Her yıl 10-16 Mayıs arasında kutlanan Engelliler Haftası, toplumun önemli ama çoğu zaman sessiz bir kesiminin görünür kılındığı kısa bir zaman dilimi. Oysa bu hafta, bir kutlamadan ziyade bir farkındalık çağrısı, bir yüzleşme anı olmalı. Çünkü biz, engelli bireyleri yalnızca istatistiklerle ya da özel günlerle değil, hayatın tam ortasında, bizimle birlikte yürürken görmeyi öğrenmedikçe hiçbir yasa, hiçbir düzenleme tam anlamıyla yeterli olmayacak.
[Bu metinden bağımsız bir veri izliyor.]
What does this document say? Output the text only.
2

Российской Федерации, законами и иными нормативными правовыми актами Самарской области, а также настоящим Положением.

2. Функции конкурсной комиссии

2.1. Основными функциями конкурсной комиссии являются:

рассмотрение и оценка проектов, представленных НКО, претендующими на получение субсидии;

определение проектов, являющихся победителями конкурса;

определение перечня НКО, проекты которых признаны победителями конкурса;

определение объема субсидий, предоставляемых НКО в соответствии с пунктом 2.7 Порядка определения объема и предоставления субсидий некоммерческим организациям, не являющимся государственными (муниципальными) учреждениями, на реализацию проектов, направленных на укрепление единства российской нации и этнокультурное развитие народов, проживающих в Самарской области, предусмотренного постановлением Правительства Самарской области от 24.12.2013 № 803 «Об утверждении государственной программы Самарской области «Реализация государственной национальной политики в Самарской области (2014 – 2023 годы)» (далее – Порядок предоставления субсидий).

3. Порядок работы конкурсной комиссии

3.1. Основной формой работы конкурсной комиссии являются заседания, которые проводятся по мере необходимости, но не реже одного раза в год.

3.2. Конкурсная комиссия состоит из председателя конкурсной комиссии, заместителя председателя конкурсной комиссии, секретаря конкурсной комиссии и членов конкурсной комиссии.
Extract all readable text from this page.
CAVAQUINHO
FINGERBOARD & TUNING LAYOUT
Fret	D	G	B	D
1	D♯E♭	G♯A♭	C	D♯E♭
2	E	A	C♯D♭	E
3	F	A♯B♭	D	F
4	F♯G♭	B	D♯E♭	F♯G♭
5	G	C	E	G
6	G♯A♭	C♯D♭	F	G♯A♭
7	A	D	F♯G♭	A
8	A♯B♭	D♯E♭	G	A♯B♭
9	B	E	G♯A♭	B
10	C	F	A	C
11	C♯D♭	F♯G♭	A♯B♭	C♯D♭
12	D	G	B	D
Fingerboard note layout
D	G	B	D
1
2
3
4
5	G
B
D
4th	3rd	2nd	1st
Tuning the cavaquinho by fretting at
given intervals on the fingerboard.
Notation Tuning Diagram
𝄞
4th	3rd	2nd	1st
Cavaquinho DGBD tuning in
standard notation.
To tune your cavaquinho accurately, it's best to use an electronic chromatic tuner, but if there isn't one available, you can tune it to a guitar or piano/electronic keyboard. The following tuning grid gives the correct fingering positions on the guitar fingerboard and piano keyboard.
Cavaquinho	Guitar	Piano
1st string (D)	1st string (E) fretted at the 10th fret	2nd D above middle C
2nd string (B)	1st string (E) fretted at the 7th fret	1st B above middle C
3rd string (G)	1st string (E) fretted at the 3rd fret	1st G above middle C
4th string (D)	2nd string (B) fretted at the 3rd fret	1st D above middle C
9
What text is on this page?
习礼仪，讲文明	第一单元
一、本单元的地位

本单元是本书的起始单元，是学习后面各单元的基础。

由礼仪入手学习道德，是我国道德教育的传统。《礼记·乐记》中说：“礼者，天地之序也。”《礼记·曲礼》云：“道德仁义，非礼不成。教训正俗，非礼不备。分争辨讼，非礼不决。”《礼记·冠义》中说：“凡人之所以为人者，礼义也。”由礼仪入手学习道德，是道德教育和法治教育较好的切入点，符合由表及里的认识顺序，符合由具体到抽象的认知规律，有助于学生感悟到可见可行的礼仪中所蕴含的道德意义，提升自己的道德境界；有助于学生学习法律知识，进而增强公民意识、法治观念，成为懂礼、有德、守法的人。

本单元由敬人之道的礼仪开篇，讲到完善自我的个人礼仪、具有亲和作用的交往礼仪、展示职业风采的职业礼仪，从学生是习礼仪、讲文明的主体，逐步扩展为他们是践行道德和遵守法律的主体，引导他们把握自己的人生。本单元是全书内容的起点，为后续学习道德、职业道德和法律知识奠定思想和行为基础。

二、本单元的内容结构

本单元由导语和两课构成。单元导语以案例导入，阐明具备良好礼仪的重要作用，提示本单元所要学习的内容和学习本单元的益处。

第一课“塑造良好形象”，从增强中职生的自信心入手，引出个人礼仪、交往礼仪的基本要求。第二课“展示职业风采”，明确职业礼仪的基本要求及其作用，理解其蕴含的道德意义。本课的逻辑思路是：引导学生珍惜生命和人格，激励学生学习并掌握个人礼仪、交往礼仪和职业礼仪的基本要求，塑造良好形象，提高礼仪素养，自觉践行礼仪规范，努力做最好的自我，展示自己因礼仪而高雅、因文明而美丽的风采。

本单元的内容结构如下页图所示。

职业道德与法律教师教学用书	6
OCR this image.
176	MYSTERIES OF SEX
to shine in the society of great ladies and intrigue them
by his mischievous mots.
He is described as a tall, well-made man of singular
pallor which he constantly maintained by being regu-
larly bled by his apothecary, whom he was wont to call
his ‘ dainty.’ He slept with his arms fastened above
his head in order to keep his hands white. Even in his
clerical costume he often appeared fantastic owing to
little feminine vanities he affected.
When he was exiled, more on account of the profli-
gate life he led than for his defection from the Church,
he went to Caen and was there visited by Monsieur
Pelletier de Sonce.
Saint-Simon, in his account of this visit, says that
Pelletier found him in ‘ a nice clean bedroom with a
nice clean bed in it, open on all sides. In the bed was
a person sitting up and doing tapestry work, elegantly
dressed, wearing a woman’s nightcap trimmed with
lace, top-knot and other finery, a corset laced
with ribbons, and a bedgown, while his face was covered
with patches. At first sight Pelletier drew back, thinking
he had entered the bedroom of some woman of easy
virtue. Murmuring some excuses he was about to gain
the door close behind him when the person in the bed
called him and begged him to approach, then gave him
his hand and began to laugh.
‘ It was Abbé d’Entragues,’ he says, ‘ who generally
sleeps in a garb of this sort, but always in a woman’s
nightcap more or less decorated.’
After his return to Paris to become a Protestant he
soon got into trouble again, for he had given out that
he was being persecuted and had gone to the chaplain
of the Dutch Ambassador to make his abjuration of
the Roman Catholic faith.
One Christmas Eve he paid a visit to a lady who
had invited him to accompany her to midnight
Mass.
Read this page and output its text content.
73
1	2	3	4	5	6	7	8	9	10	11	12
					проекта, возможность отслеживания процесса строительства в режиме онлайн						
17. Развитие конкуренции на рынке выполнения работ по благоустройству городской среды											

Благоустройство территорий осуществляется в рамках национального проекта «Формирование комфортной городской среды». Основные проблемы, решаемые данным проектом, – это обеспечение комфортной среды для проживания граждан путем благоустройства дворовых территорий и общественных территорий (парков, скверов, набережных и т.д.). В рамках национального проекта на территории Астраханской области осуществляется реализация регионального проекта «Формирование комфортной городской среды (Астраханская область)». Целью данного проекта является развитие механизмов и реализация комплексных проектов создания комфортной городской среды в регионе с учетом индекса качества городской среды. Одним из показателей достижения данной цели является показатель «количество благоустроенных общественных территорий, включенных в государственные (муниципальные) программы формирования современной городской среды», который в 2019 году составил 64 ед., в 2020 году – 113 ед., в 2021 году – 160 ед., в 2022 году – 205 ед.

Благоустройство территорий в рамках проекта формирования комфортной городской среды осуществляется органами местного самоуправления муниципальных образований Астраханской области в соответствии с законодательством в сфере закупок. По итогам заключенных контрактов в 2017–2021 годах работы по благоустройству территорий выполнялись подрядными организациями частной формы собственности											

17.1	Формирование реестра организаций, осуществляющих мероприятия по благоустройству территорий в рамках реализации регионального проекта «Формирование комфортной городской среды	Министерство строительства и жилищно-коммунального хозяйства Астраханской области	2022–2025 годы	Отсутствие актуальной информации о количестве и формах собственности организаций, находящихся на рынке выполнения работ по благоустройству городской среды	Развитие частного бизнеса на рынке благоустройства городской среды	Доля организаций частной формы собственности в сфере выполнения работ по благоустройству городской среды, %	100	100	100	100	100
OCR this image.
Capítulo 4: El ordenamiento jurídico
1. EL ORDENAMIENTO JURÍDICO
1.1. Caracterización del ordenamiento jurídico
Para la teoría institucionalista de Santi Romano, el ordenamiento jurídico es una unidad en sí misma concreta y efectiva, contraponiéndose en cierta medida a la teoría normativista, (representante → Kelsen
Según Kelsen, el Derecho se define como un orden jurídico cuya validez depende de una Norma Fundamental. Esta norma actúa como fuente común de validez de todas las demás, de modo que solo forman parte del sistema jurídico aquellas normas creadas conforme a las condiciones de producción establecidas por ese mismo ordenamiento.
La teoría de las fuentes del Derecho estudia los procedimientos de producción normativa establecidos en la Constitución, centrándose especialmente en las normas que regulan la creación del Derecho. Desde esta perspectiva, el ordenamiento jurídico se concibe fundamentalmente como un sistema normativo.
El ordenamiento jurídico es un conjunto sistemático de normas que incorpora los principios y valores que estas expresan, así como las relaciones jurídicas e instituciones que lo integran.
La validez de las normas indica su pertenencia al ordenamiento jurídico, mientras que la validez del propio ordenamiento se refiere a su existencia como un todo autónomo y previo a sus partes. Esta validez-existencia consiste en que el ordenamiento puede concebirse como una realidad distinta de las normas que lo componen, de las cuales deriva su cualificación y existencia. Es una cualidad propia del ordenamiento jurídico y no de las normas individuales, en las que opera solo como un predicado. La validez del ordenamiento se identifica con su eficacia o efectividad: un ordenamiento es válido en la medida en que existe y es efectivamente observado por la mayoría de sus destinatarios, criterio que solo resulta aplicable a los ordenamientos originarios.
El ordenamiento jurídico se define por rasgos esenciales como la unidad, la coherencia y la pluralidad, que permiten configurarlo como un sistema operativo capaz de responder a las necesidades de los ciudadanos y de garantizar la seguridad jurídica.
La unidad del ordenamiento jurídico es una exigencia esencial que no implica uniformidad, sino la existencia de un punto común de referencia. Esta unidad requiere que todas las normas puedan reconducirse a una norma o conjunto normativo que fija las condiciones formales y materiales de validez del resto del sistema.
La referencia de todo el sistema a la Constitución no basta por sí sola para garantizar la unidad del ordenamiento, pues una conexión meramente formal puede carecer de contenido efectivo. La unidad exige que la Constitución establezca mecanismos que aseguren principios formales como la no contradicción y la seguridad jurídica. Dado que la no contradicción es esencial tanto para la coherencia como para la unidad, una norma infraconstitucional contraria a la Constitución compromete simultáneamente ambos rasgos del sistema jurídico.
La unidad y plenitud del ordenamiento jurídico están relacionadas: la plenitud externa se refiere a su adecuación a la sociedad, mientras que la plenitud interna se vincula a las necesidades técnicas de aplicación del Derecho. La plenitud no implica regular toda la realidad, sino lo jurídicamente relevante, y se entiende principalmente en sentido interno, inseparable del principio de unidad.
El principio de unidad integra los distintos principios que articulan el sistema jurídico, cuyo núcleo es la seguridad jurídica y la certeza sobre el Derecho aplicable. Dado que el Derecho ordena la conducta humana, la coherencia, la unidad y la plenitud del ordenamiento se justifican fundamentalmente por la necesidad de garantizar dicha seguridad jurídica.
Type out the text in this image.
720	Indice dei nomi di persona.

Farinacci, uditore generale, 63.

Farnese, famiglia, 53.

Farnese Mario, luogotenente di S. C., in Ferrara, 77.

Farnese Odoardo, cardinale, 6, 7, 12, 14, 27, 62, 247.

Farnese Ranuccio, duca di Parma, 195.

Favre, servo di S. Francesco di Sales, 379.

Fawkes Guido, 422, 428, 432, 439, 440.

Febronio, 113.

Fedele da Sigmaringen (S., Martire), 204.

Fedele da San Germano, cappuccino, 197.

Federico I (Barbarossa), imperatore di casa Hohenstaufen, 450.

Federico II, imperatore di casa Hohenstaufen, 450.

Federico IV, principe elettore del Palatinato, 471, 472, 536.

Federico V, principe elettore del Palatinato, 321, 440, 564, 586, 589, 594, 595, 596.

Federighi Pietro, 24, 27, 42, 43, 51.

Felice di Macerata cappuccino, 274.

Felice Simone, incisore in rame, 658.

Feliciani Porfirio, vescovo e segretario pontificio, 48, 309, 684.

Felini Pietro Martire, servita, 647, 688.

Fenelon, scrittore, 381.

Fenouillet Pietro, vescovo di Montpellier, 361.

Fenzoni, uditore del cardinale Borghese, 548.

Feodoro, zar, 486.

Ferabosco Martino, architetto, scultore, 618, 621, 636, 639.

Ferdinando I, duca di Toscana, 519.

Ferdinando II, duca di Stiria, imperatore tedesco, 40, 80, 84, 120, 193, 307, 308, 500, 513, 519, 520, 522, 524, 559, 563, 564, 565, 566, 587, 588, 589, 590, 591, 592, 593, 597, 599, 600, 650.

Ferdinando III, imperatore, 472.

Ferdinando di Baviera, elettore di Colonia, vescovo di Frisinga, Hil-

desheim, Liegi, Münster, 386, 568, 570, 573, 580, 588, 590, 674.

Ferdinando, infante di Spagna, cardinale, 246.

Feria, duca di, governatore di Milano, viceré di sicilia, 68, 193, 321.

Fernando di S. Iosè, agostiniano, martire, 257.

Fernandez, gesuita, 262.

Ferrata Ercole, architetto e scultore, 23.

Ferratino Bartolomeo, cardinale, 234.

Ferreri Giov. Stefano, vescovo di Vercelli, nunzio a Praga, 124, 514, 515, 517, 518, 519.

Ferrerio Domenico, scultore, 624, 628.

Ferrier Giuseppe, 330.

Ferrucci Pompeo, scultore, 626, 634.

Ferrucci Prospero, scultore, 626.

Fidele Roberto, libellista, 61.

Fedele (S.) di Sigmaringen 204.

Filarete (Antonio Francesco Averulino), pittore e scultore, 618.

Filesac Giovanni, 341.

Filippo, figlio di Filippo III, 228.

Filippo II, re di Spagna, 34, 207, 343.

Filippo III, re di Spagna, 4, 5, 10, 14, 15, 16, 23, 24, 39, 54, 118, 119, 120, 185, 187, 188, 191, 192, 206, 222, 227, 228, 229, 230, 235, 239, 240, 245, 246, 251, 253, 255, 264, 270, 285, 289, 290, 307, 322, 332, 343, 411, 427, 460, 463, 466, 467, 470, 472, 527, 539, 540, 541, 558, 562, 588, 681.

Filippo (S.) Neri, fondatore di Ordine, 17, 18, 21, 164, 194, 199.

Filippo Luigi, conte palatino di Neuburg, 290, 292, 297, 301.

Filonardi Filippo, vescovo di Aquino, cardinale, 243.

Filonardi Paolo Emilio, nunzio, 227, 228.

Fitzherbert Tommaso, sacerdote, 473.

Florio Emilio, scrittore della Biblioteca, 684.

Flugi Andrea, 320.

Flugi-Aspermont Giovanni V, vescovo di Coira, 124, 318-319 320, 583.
Engelli olmak, yalnızca bir fiziksel farklılık değildir; aynı zamanda sosyal bir mücadeledir. Bir kaldırıma çıkamamak kadar, bir işe alınmamak da engelliliktir. Sinema salonuna girememek kadar, toplumsal ön yargılardan ötürü bir fikrini dile getirememek de engeldir. Yani mesele, bedensel bir sınırlılık değil, toplumun bakışındaki darlıkla ilgilidir.

Peki biz ne yapıyoruz?

Her şeyin "normal" olanına alışmışız. "Normal" yürüyen, "normal" gören, "normal" duyan... Bu yüzden bir rampa eksikliğini görmezden geliyoruz, bir iş ilanında "engelli alınmaz" gibi bir ayrımcılıkla karşılaştığımızda sessiz kalıyoruz. Unutuyoruz ki, bu sessizlik sadece onları değil, bizi de sakat bırakıyor: vicdanımızı, adalet duygumuzu ve toplumsal bütünlüğümüzü.

Engellilik, doğuştan olabilir ya da sonradan. Kimse bundan muaf değil. Yarın bir kaza, bir hastalık, bir yaşlılık hali hepimizi aynı konuma getirebilir. Bu yüzden erişilebilir bir dünya inşa etmek sadece bir lütuf değil, bir sorumluluk; hem bugün için hem yarın için.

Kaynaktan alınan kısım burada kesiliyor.